Hacker News new | ask | show | jobs
by stonekyx 1173 days ago
I think I observed this problem recently too, but with Japanese file names.

Basically I had a Git repository and didn’t know about `git config core.precomposeUnicode`. And when the repository is synchronized to a Linux system, on the Linux side it can sometimes have 2 files with the same-looking file name but different normalizations. (Because I think ext4 doesn’t normalize Unicode?) That took me about an afternoon to fix.

2 comments

> Because I think ext4 doesn’t normalize Unicode?

Yeah, native Linux filesystems don't really know anything about unicode at all at their heart. They really work more on raw bytes, simply reserving 0x00 (NUL) and 0x2F ('/'). Anything else goes in a filename as far as the kernel is concerned (including evil stuff like incomplete multibyte sequences, or other invalid UTF-8 byte sequences). User space is welcome to and encouraged to treat filenames as UTF-8 on modern systems, but that's not really enforced anywhere strongly.

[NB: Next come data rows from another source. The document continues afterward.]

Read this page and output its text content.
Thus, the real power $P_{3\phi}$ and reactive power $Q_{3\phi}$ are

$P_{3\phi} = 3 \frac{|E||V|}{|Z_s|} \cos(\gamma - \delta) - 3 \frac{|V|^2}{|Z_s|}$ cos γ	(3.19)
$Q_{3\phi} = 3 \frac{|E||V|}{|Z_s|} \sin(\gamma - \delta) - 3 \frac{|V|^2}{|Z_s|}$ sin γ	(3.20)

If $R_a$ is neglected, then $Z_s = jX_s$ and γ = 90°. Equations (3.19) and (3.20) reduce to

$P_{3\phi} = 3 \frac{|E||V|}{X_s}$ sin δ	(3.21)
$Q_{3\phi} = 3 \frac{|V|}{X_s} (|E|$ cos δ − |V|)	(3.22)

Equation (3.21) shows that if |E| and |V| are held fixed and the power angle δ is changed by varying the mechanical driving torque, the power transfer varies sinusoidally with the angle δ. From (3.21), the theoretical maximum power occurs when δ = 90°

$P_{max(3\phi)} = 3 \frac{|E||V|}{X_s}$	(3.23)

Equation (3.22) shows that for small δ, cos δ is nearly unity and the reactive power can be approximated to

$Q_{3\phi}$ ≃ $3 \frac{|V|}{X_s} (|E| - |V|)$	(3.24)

What can I do with Japanese characters in Zip files that come out all messed up and Cyrillic when extracted under linux?
It depends, Japanese filenames are sometimes in an 8-bit codepage. There are several.

https://en.wikipedia.org/wiki/Code_page

https://stackoverflow.com/a/45583116

https://github.com/m13253/unzip-iconv

Thanks. unzip -O Shift_JIS <file> did the trick.